I've given up on Haloscan. I going to blog instead. Although...this is the second version and I'm writing from memory. I wrote an entire post, fly-by-night poetry and all, and it got entirely eaten up by Blogger. For some reason I forgot to copy before publishing and I always copy before publishing because I know better. Must be a case of the distracts.

The picture above is of a concession stand at the Pomona Fairplex where the Inland Empire Auto Show took place last night, continuing on through the weekend. We took the kids, looked and drooled at all the new cars, fantasized about buying something electric, something fun and something impractical/unattainable. We ate junkfood and the kids (all three of them) drove the mechanized toy cars at the Toys-R-Us area. I took pictures.

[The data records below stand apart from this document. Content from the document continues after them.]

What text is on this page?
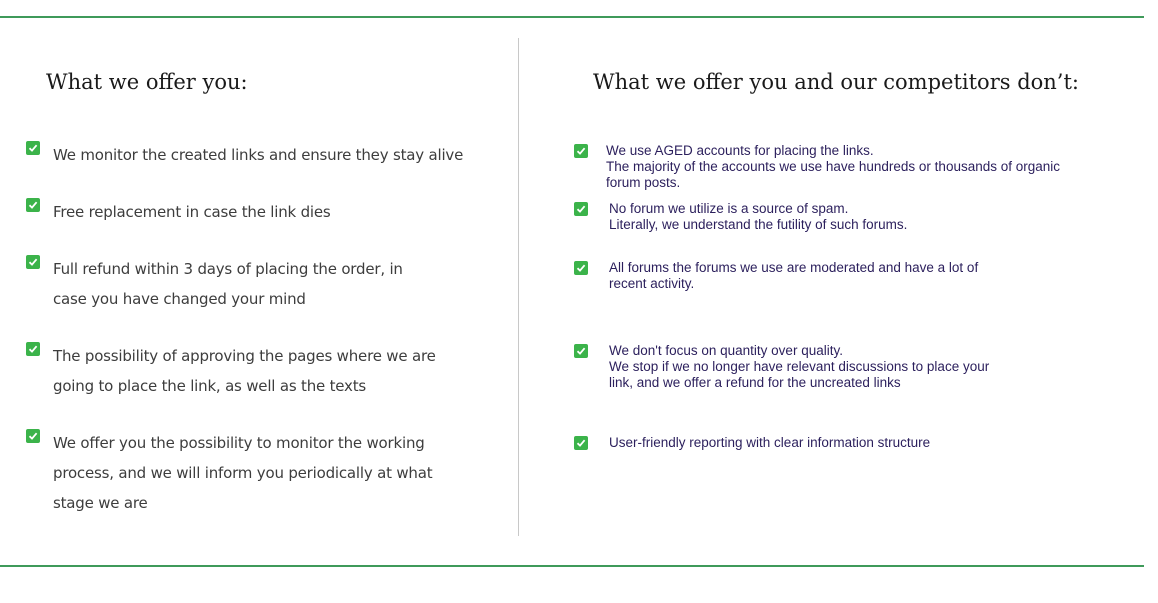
What we offer you:	What we offer you and our competitors don’t:
We monitor the created links and ensure they stay alive
Free replacement in case the link dies
Full refund within 3 days of placing the order, in
case you have changed your mind
The possibility of approving the pages where we are
going to place the link, as well as the texts
We offer you the possibility to monitor the working
process, and we will inform you periodically at what
stage we are
We use AGED accounts for placing the links.
The majority of the accounts we use have hundreds or thousands of organic
forum posts.
No forum we utilize is a source of spam.
Literally, we understand the futility of such forums.
All forums the forums we use are moderated and have a lot of
recent activity.
We don't focus on quantity over quality.
We stop if we no longer have relevant discussions to place your
link, and we offer a refund for the uncreated links
User-friendly reporting with clear information structure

As we walked around, I found myself thinking of my most recent bike ride with A. We decided to venture a first-time ride to the park with the lake, not an easy path. The first mile is uphill, the second mile is even more uphill. We walked our bikes up the huge incline of a road that second half because there was just no way, not this early in the bike-riding season. We sweated, joked around, laughed, sucked our water bottles. A was so determined to get to the park, just like he's always been when in the wild. He's my outdoor boy...he's the one who likes hiking, who likes the longer bike rides, who doesn't mind sand at the beach. He's always been the one willing to do something different. Once we got to the top, we coasted into the park, passing over the bridge across the freeway. We screamed at the cars, sort of triumphant yells, and breathed in the wind whipping at our faces.

We felt quite accomplished at the top of the hill - even if we had to call D to come get us.

"The ambulance," A said.

"Thank god for cell phones."

3 comments:

Marian said...

That stand looks like a little time bubble that's been sitting there oblivious to the goings-on of the last several decades. It makes me want popcorn.

Adriana Bliss said...

Tamar, yes, yes! You were saved. LOL! It's good to see you back. And thank you. :)

Rick, I'm glad you're enjoying the pictures. I take them and often find something in them that I hadn't seen when I clicked in the first place.

Marian, you raise an interesting image of something unchanging or unmoving in a storm of constant movement, i.e. our changing world.

irasocol said...

the site looks good. I think the multi-media form of blog writing (we get to choose the artwork, we get to set up the page) is just one more way that this form of publishing is radically new.

crazy week. I need to catch up with all over the weekend.